The entire National Women's Hockey League season will be played over two weeks. It'll take place in a bubble setup in Lake Placid, N.Y., from Jan. 23 to Feb. 5. The six teams (including the expansion Toronto Six) will play each other once, followed by a playoff round that decides which four teams advance to the Isobel Cup semifinals. The winners of those face off in a one-game final. It appears the NWHL season will again take place without the members of the Professional Women's Hockey Players Association, which includes most of the Canadian and U.S. national teams. Instead, that group is planning a second run of the barnstorming Dream Gap Tour launched last year. Read more about the NWHL's plans here.
All the Canadian MLS teams are now eliminated. Toronto FC, which was seeded No. 2 in the Eastern Conference, lost its opening playoff match last night 1-0 to No. 7 seed Nashville. Montreal lost its play-in game last weekend and Vancouver didn't qualify for the post-season. Read more about Toronto's defeat here.

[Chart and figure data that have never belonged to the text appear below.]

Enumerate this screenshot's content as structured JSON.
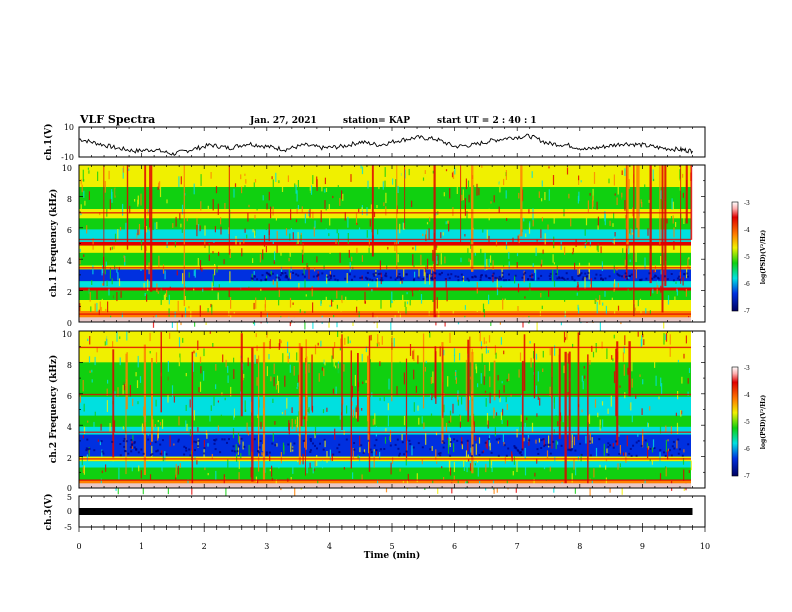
{
  "header": {
    "title": "VLF Spectra",
    "date": "Jan. 27, 2021",
    "station": "station= KAP",
    "start": "start  UT =   2 : 40 : 1"
  },
  "chart_data": [
    {
      "type": "line",
      "panel": "ch1-waveform",
      "ylabel": "ch.1(V)",
      "ylim": [
        -10,
        10
      ],
      "yticks": [
        "10",
        "-10"
      ],
      "xlim": [
        0,
        10
      ],
      "x": [
        0,
        0.3,
        0.6,
        0.9,
        1.2,
        1.5,
        1.8,
        2.1,
        2.4,
        2.7,
        3.0,
        3.3,
        3.6,
        3.9,
        4.2,
        4.5,
        4.8,
        5.1,
        5.4,
        5.7,
        6.0,
        6.3,
        6.6,
        6.9,
        7.2,
        7.5,
        7.8,
        8.1,
        8.4,
        8.7,
        9.0,
        9.3,
        9.6,
        9.8
      ],
      "y": [
        2,
        -1,
        -4,
        -6,
        -5,
        -8,
        -5,
        -2,
        -4,
        -1,
        -3,
        -5,
        -2,
        -4,
        -3,
        0,
        -2,
        1,
        3,
        2,
        -3,
        -2,
        1,
        3,
        4,
        -1,
        -2,
        -5,
        -3,
        -1,
        -2,
        -4,
        -5,
        -6
      ]
    },
    {
      "type": "heatmap",
      "panel": "ch1-spectrogram",
      "ylabel": "ch.1 Frequency (kHz)",
      "yticks": [
        "0",
        "2",
        "4",
        "6",
        "8",
        "10"
      ],
      "ylim": [
        0,
        10
      ],
      "xlim": [
        0,
        10
      ],
      "colorbar": {
        "label": "log(PSD)(V²/Hz)",
        "ticks": [
          "-3",
          "-4",
          "-5",
          "-6",
          "-7"
        ],
        "range": [
          -7,
          -3
        ]
      }
    },
    {
      "type": "heatmap",
      "panel": "ch2-spectrogram",
      "ylabel": "ch.2 Frequency (kHz)",
      "yticks": [
        "0",
        "2",
        "4",
        "6",
        "8",
        "10"
      ],
      "ylim": [
        0,
        10
      ],
      "xlim": [
        0,
        10
      ],
      "colorbar": {
        "label": "log(PSD)(V²/Hz)",
        "ticks": [
          "-3",
          "-4",
          "-5",
          "-6",
          "-7"
        ],
        "range": [
          -7,
          -3
        ]
      }
    },
    {
      "type": "line",
      "panel": "ch3-waveform",
      "ylabel": "ch.3(V)",
      "ylim": [
        -5,
        5
      ],
      "yticks": [
        "5",
        "0",
        "-5"
      ],
      "xlim": [
        0,
        10
      ],
      "x": [
        0,
        9.8
      ],
      "y": [
        0,
        0
      ]
    }
  ],
  "xaxis": {
    "label": "Time  (min)",
    "ticks": [
      "0",
      "1",
      "2",
      "3",
      "4",
      "5",
      "6",
      "7",
      "8",
      "9",
      "10"
    ]
  },
  "colors": {
    "red": "#e00000",
    "orange": "#ff8000",
    "yellow": "#f0f000",
    "green": "#10d010",
    "cyan": "#00e0e0",
    "blue": "#0030e0",
    "navy": "#000080"
  }
}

Fred Sasakamoose died. One of the first Indigenous men to play in the NHL, Sasakamoose appeared in 11 games with Chicago during the 1953-54 season. After his career, he was involved in youth sports programs, including a national championship for young Indigenous hockey players. He was inducted into the Saskatchewan Sports Hall of Fame in 2007 and became a member of the Order of Canada in 2018. Sasakamoose died at 86 after being hospitalized with the coronavirus. Read about how his friend and former NHL player Reggie Leach remembers Sasakamoose here.